Anais Nin yeni yaşamına yol alırken, nerdeyse altmış yıl boyunca yazmaya devam edeceği ve bu yazılarla ünleneceği günlüklerinin ilk satırlarını kaleme almaya başladığında on bir yaşındadır. Günlüğünün ilk sayfalarında babasına yazdığı bir mektup yer almaktadır.
Amerikada dansçılık ve ressam modelliği yapar. Bunun yanısıra tam bir kitap kurdu olarak, tüm boş zamanlarını kütüphanelerde geçirmektedir. On yedi yaşına kadar sadece fransızca yazar, ingilizceyi kullanmaya ise daha sonraki yıllarda başlayacaktır.
1923’de bankacı Hugh Groulerle evlenir ve Parise yerleşirler. Anaıs burda kendine entllektüellerden oluşan bir arkadaş çevresi edinir. Bunların arasında ünlü yazar HeNry Mİller da vardır. İkisi arasında başlayan yakınlaşmalar, ortak tutkuları olan edebiyatla daha da perçinlenir. Mİller’ın karısı June Amerikadan dönünce, Anaıs bu genç kadına karşı da ilgi gösterir.

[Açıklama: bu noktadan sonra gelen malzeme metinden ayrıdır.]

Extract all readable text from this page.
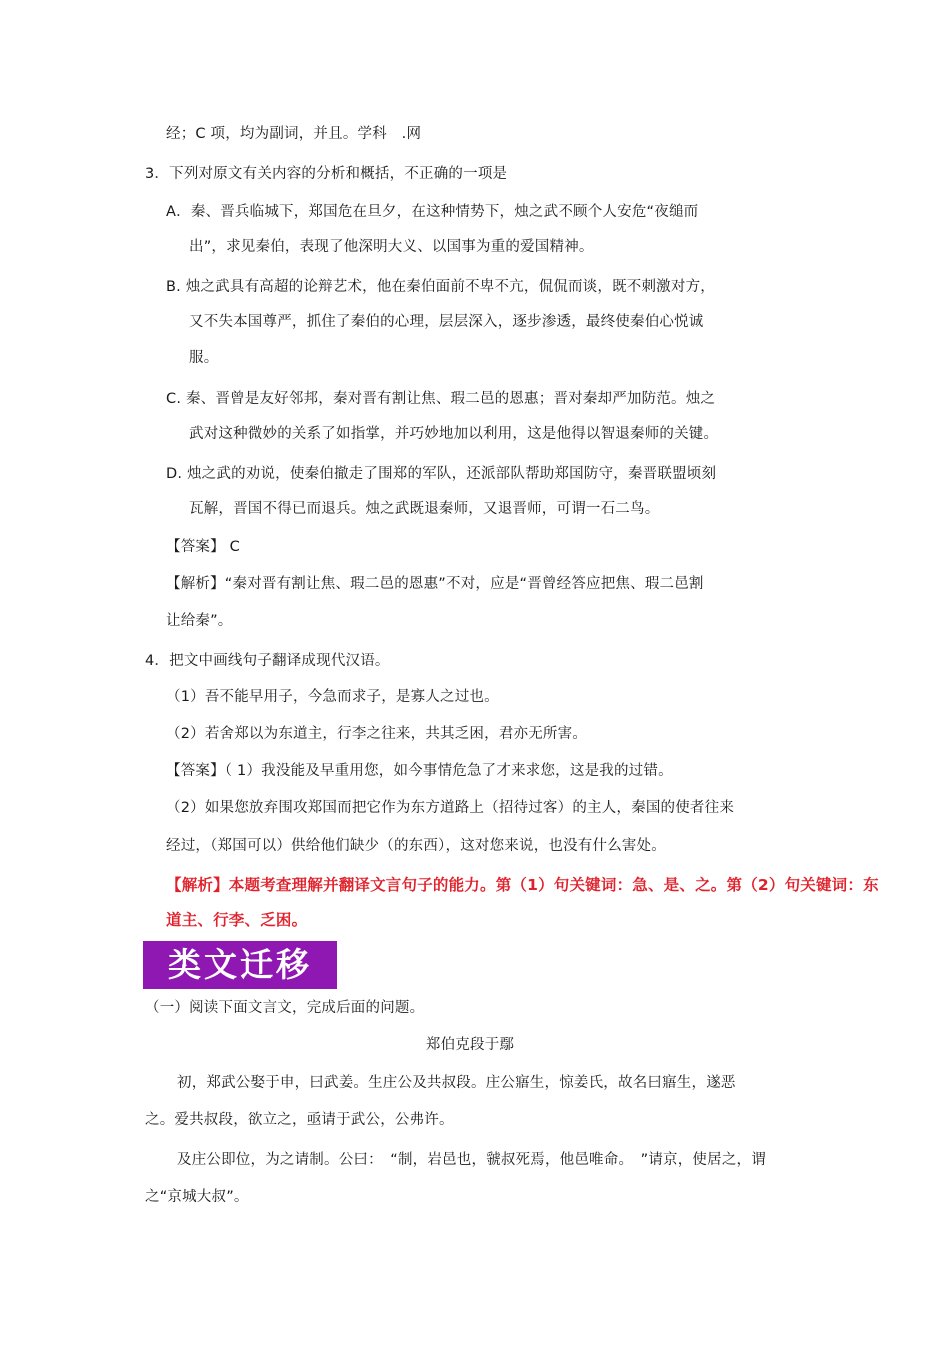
经；C 项，均为副词，并且。学科　.网
3．下列对原文有关内容的分析和概括，不正确的一项是
A．秦、晋兵临城下，郑国危在旦夕，在这种情势下，烛之武不顾个人安危“夜缒而
出”，求见秦伯，表现了他深明大义、以国事为重的爱国精神。
B. 烛之武具有高超的论辩艺术，他在秦伯面前不卑不亢，侃侃而谈，既不刺激对方，
又不失本国尊严，抓住了秦伯的心理，层层深入，逐步渗透，最终使秦伯心悦诚
服。
C. 秦、晋曾是友好邻邦，秦对晋有割让焦、瑕二邑的恩惠；晋对秦却严加防范。烛之
武对这种微妙的关系了如指掌，并巧妙地加以利用，这是他得以智退秦师的关键。
D. 烛之武的劝说，使秦伯撤走了围郑的军队，还派部队帮助郑国防守，秦晋联盟顷刻
瓦解，晋国不得已而退兵。烛之武既退秦师，又退晋师，可谓一石二鸟。
【答案】 C
【解析】“秦对晋有割让焦、瑕二邑的恩惠”不对，应是“晋曾经答应把焦、瑕二邑割
让给秦”。
4．把文中画线句子翻译成现代汉语。
（1）吾不能早用子，今急而求子，是寡人之过也。
（2）若舍郑以为东道主，行李之往来，共其乏困，君亦无所害。
【答案】（ 1）我没能及早重用您，如今事情危急了才来求您，这是我的过错。
（2）如果您放弃围攻郑国而把它作为东方道路上（招待过客）的主人，秦国的使者往来
经过，（郑国可以）供给他们缺少（的东西），这对您来说，也没有什么害处。
【解析】本题考查理解并翻译文言句子的能力。第（1）句关键词：急、是、之。第（2）句关键词：东
道主、行李、乏困。
类文迁移
（一）阅读下面文言文，完成后面的问题。
郑伯克段于鄢
初，郑武公娶于申，曰武姜。生庄公及共叔段。庄公寤生，惊姜氏，故名曰寤生，遂恶
之。爱共叔段，欲立之，亟请于武公，公弗许。
及庄公即位，为之请制。公曰：　“制，岩邑也，虢叔死焉，他邑唯命。　”请京，使居之，谓
之“京城大叔”。
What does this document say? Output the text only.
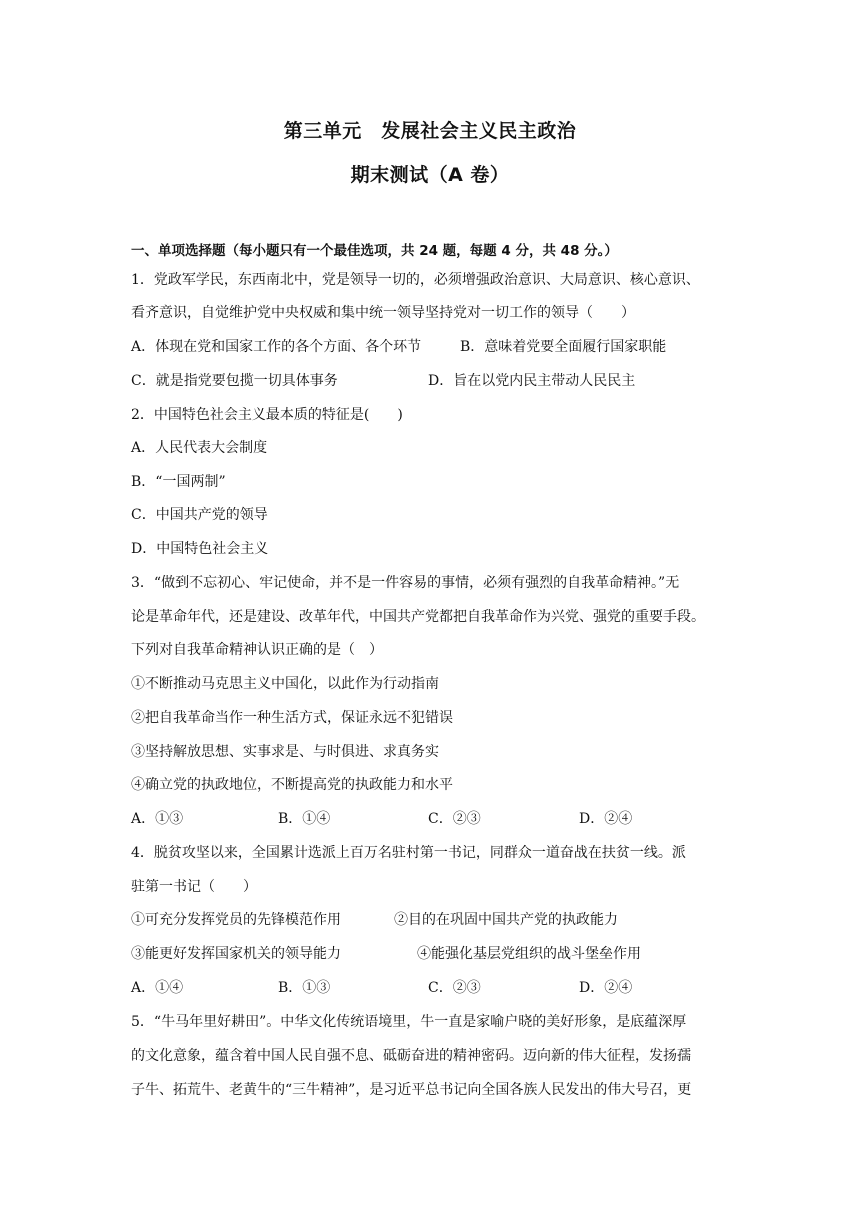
第三单元　发展社会主义民主政治
期末测试（A 卷）
一、单项选择题（每小题只有一个最佳选项，共 24 题，每题 4 分，共 48 分。）
1．党政军学民，东西南北中，党是领导一切的，必须增强政治意识、大局意识、核心意识、
看齐意识，自觉维护党中央权威和集中统一领导坚持党对一切工作的领导（　　）
A．体现在党和国家工作的各个方面、各个环节	B．意味着党要全面履行国家职能
C．就是指党要包揽一切具体事务	D．旨在以党内民主带动人民民主
2．中国特色社会主义最本质的特征是(　　)
A．人民代表大会制度
B．“一国两制”
C．中国共产党的领导
D．中国特色社会主义
3．“做到不忘初心、牢记使命，并不是一件容易的事情，必须有强烈的自我革命精神。”无
论是革命年代，还是建设、改革年代，中国共产党都把自我革命作为兴党、强党的重要手段。
下列对自我革命精神认识正确的是（　）
①不断推动马克思主义中国化，以此作为行动指南
②把自我革命当作一种生活方式，保证永远不犯错误
③坚持解放思想、实事求是、与时俱进、求真务实
④确立党的执政地位，不断提高党的执政能力和水平
A．①③	B．①④	C．②③	D．②④
4．脱贫攻坚以来，全国累计选派上百万名驻村第一书记，同群众一道奋战在扶贫一线。派
驻第一书记（　　）
①可充分发挥党员的先锋模范作用	②目的在巩固中国共产党的执政能力
③能更好发挥国家机关的领导能力	④能强化基层党组织的战斗堡垒作用
A．①④	B．①③	C．②③	D．②④
5．“牛马年里好耕田”。中华文化传统语境里，牛一直是家喻户晓的美好形象，是底蕴深厚
的文化意象，蕴含着中国人民自强不息、砥砺奋进的精神密码。迈向新的伟大征程，发扬孺
子牛、拓荒牛、老黄牛的“三牛精神”，是习近平总书记向全国各族人民发出的伟大号召，更
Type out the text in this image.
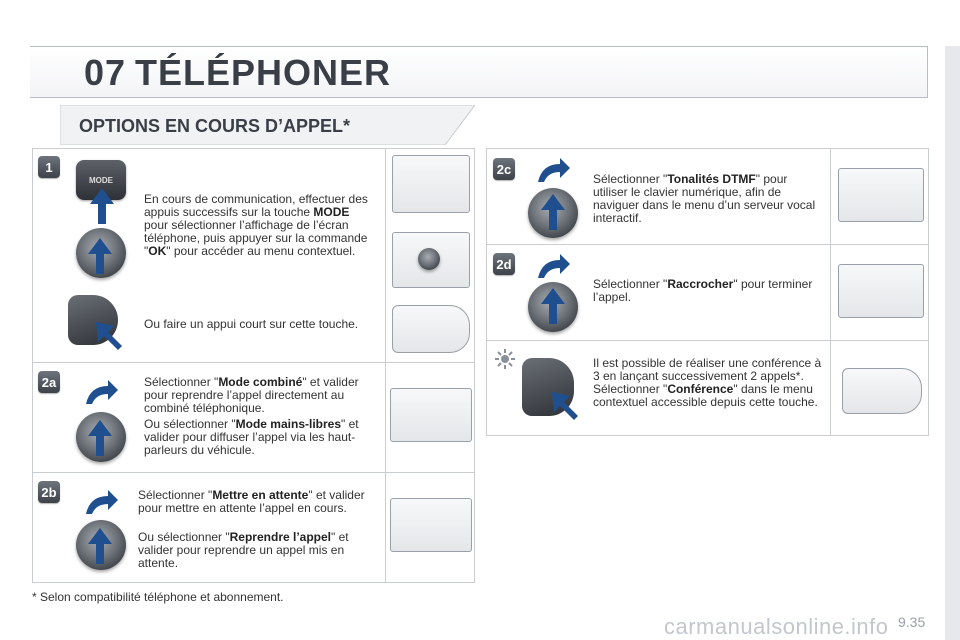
07 TÉLÉPHONER
OPTIONS EN COURS D’APPEL*
1
MODE
En cours de communication, effectuer des appuis successifs sur la touche MODE pour sélectionner l’affichage de l’écran téléphone, puis appuyer sur la commande "OK" pour accéder au menu contextuel.
Ou faire un appui court sur cette touche.
2a	Sélectionner "Mode combiné" et valider pour reprendre l’appel directement au combiné téléphonique.
Ou sélectionner "Mode mains-libres" et valider pour diffuser l’appel via les haut-parleurs du véhicule.
2b	Sélectionner "Mettre en attente" et valider pour mettre en attente l’appel en cours.
Ou sélectionner "Reprendre l’appel" et valider pour reprendre un appel mis en attente.
2c
Sélectionner "Tonalités DTMF" pour utiliser le clavier numérique, afin de naviguer dans le menu d’un serveur vocal interactif.
2d
Sélectionner "Raccrocher" pour terminer l’appel.
Il est possible de réaliser une conférence à 3 en lançant successivement 2 appels*. Sélectionner "Conférence" dans le menu contextuel accessible depuis cette touche.
* Selon compatibilité téléphone et abonnement.
carmanualsonline.info 9.35
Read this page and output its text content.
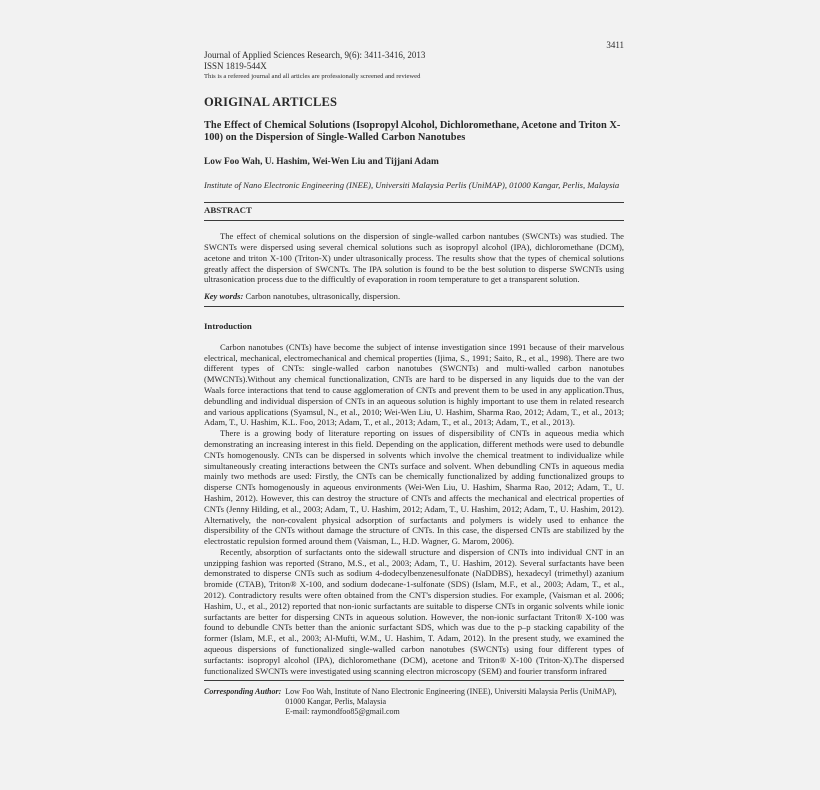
3411
Journal of Applied Sciences Research, 9(6): 3411-3416, 2013
ISSN 1819-544X
This is a refereed journal and all articles are professionally screened and reviewed
ORIGINAL ARTICLES
The Effect of Chemical Solutions (Isopropyl Alcohol, Dichloromethane, Acetone and Triton X-100) on the Dispersion of Single-Walled Carbon Nanotubes
Low Foo Wah, U. Hashim, Wei-Wen Liu and Tijjani Adam
Institute of Nano Electronic Engineering (INEE), Universiti Malaysia Perlis (UniMAP), 01000 Kangar, Perlis, Malaysia
ABSTRACT

The effect of chemical solutions on the dispersion of single-walled carbon nantubes (SWCNTs) was studied. The SWCNTs were dispersed using several chemical solutions such as isopropyl alcohol (IPA), dichloromethane (DCM), acetone and triton X-100 (Triton-X) under ultrasonically process. The results show that the types of chemical solutions greatly affect the dispersion of SWCNTs. The IPA solution is found to be the best solution to disperse SWCNTs using ultrasonication process due to the difficultly of evaporation in room temperature to get a transparent solution.

Key words: Carbon nanotubes, ultrasonically, dispersion.

Introduction

Carbon nanotubes (CNTs) have become the subject of intense investigation since 1991 because of their marvelous electrical, mechanical, electromechanical and chemical properties (Ijima, S., 1991; Saito, R., et al., 1998). There are two different types of CNTs: single-walled carbon nanotubes (SWCNTs) and multi-walled carbon nanotubes (MWCNTs).Without any chemical functionalization, CNTs are hard to be dispersed in any liquids due to the van der Waals force interactions that tend to cause agglomeration of CNTs and prevent them to be used in any application.Thus, debundling and individual dispersion of CNTs in an aqueous solution is highly important to use them in related research and various applications (Syamsul, N., et al., 2010; Wei-Wen Liu, U. Hashim, Sharma Rao, 2012; Adam, T., et al., 2013; Adam, T., U. Hashim, K.L. Foo, 2013; Adam, T., et al., 2013; Adam, T., et al., 2013; Adam, T., et al., 2013).

There is a growing body of literature reporting on issues of dispersibility of CNTs in aqueous media which demonstrating an increasing interest in this field. Depending on the application, different methods were used to debundle CNTs homogenously. CNTs can be dispersed in solvents which involve the chemical treatment to individualize while simultaneously creating interactions between the CNTs surface and solvent. When debundling CNTs in aqueous media mainly two methods are used: Firstly, the CNTs can be chemically functionalized by adding functionalized groups to disperse CNTs homogenously in aqueous environments (Wei-Wen Liu, U. Hashim, Sharma Rao, 2012; Adam, T., U. Hashim, 2012). However, this can destroy the structure of CNTs and affects the mechanical and electrical properties of CNTs (Jenny Hilding, et al., 2003; Adam, T., U. Hashim, 2012; Adam, T., U. Hashim, 2012; Adam, T., U. Hashim, 2012). Alternatively, the non-covalent physical adsorption of surfactants and polymers is widely used to enhance the dispersibility of the CNTs without damage the structure of CNTs. In this case, the dispersed CNTs are stabilized by the electrostatic repulsion formed around them (Vaisman, L., H.D. Wagner, G. Marom, 2006).

Recently, absorption of surfactants onto the sidewall structure and dispersion of CNTs into individual CNT in an unzipping fashion was reported (Strano, M.S., et al., 2003; Adam, T., U. Hashim, 2012). Several surfactants have been demonstrated to disperse CNTs such as sodium 4-dodecylbenzenesulfonate (NaDDBS), hexadecyl (trimethyl) azanium bromide (CTAB), Triton® X-100, and sodium dodecane-1-sulfonate (SDS) (Islam, M.F., et al., 2003; Adam, T., et al., 2012). Contradictory results were often obtained from the CNT's dispersion studies. For example, (Vaisman et al. 2006; Hashim, U., et al., 2012) reported that non-ionic surfactants are suitable to disperse CNTs in organic solvents while ionic surfactants are better for dispersing CNTs in aqueous solution. However, the non-ionic surfactant Triton® X-100 was found to debundle CNTs better than the anionic surfactant SDS, which was due to the p–p stacking capability of the former (Islam, M.F., et al., 2003; Al-Mufti, W.M., U. Hashim, T. Adam, 2012). In the present study, we examined the aqueous dispersions of functionalized single-walled carbon nanotubes (SWCNTs) using four different types of surfactants: isopropyl alcohol (IPA), dichloromethane (DCM), acetone and Triton® X-100 (Triton-X).The dispersed functionalized SWCNTs were investigated using scanning electron microscopy (SEM) and fourier transform infrared

Corresponding Author: Low Foo Wah, Institute of Nano Electronic Engineering (INEE), Universiti Malaysia Perlis (UniMAP), 01000 Kangar, Perlis, Malaysia
E-mail: raymondfoo85@gmail.com
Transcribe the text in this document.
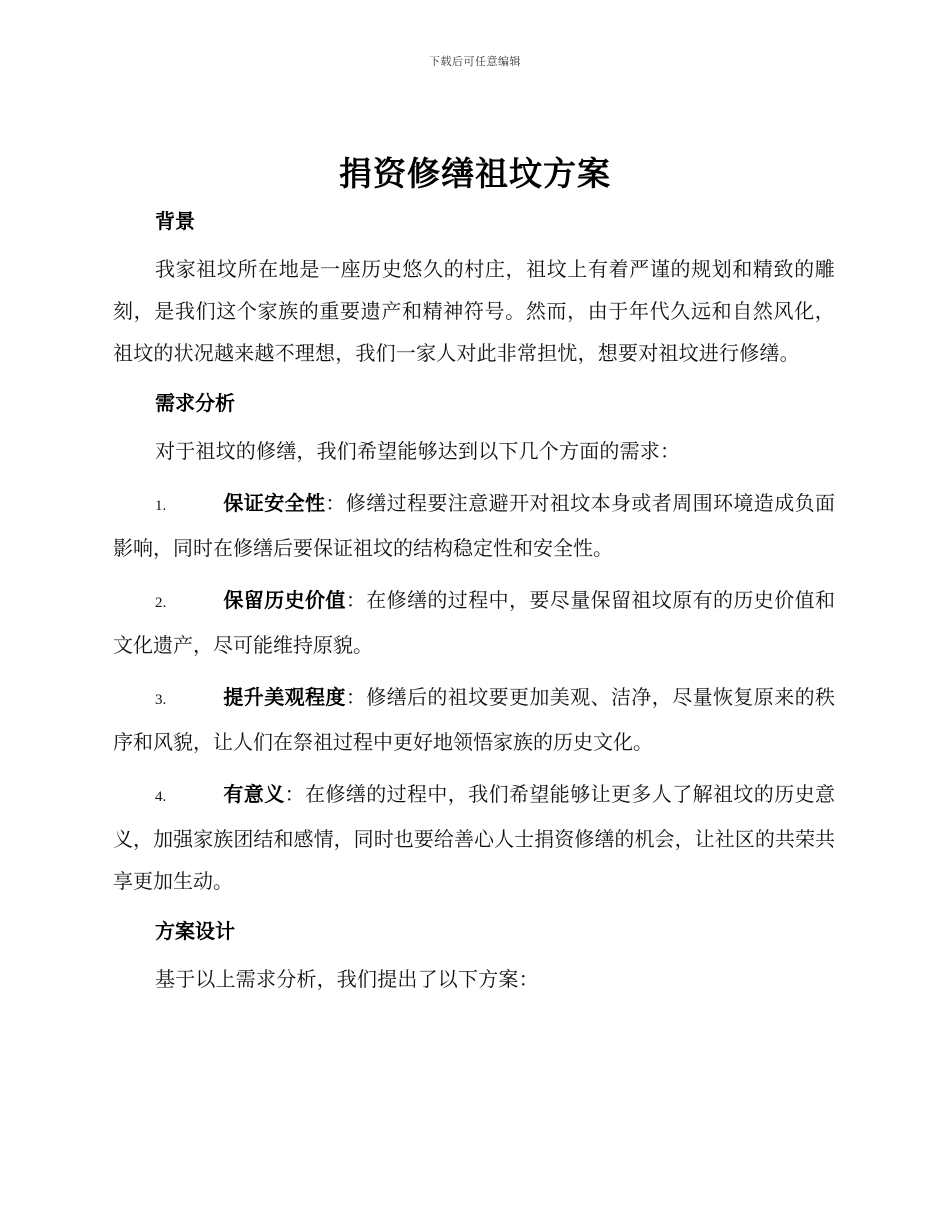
下载后可任意编辑
捐资修缮祖坟方案
背景

我家祖坟所在地是一座历史悠久的村庄，祖坟上有着严谨的规划和精致的雕刻，是我们这个家族的重要遗产和精神符号。然而，由于年代久远和自然风化，祖坟的状况越来越不理想，我们一家人对此非常担忧，想要对祖坟进行修缮。

需求分析

对于祖坟的修缮，我们希望能够达到以下几个方面的需求：

1.	保证安全性：修缮过程要注意避开对祖坟本身或者周围环境造成负面影响，同时在修缮后要保证祖坟的结构稳定性和安全性。

2.	保留历史价值：在修缮的过程中，要尽量保留祖坟原有的历史价值和文化遗产，尽可能维持原貌。

3.	提升美观程度：修缮后的祖坟要更加美观、洁净，尽量恢复原来的秩序和风貌，让人们在祭祖过程中更好地领悟家族的历史文化。

4.	有意义：在修缮的过程中，我们希望能够让更多人了解祖坟的历史意义，加强家族团结和感情，同时也要给善心人士捐资修缮的机会，让社区的共荣共享更加生动。

方案设计

基于以上需求分析，我们提出了以下方案：
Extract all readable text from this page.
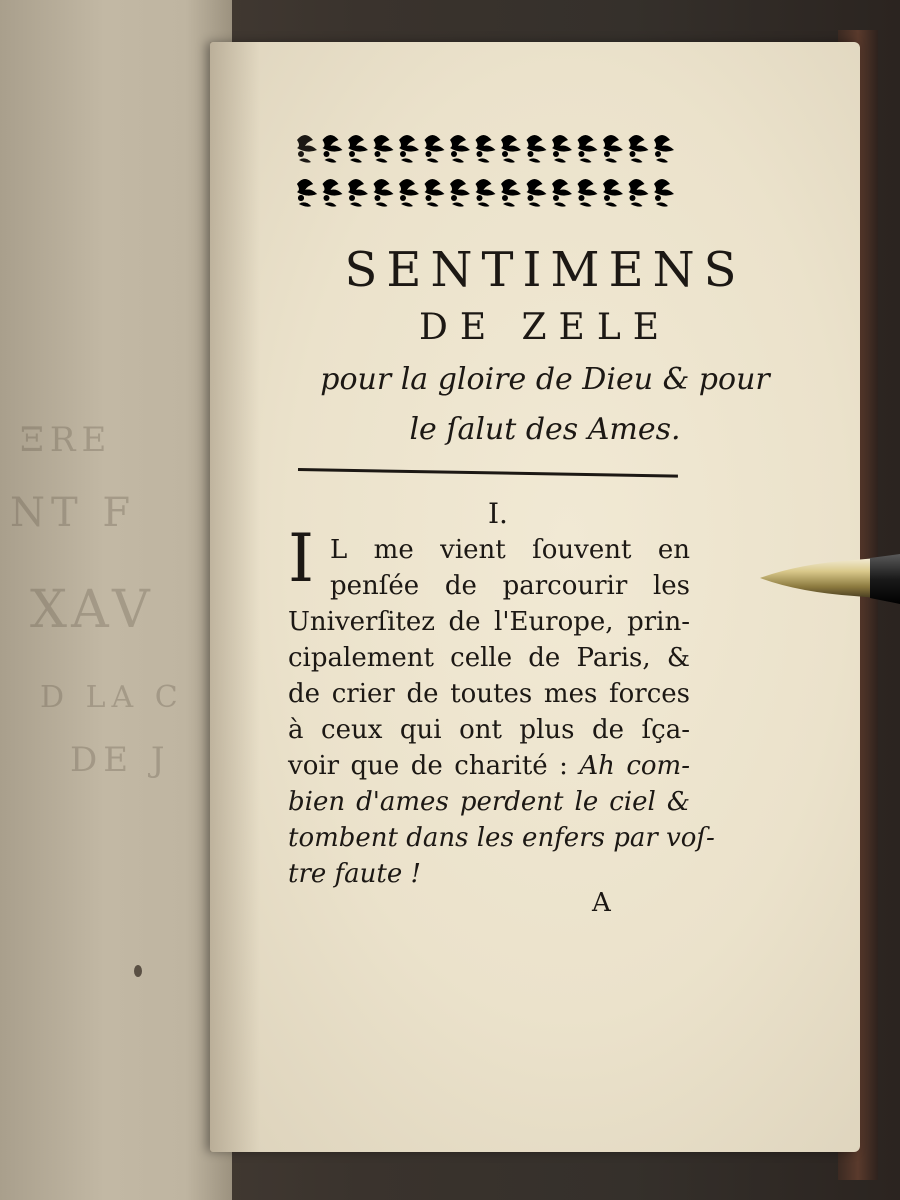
ΞRE
NT F
XAV
D LA C
DE J
SENTIMENS
DE ZELE
pour la gloire de Dieu & pour
le ſalut des Ames.
I.
I L me vient ſouvent en
penſée de parcourir les
Univerſitez de l'Europe, prin-
cipalement celle de Paris, &
de crier de toutes mes forces
à ceux qui ont plus de ſça-
voir que de charité : Ah com-
bien d'ames perdent le ciel &
tombent dans les enfers par voſ-
tre faute !

A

Tüm vakitlerini Paris sokaklarında dolaşarak geçirmeye başlarlar. Bu üçlü ilişki bir süre devam ettikten sonra June ve Henry boşanırlar. Anaıs de onlarla ilşkisini bitirir. Bu ilişki sinema ve edebiyat dünyasının pek ilgisini çekmiş olmalı ki, file çekilmiş, iki yazar arasındaki mektuplaşmalar kitp haline getirilmiş, Henry Mıller Yengeç Dönencesi adlı kitabını yazarken Anaıs Nin den etkilendiğini itiraf etmiştir.
Anaıs ikinci evliliğini yaptığında ilk kocasıyla da evlidir ve bu ikili yaşam yazarın ölümüne kadar devam eder. Eşleri ancak onun ölümünden sonra birbirlerinden haberdar olurlar.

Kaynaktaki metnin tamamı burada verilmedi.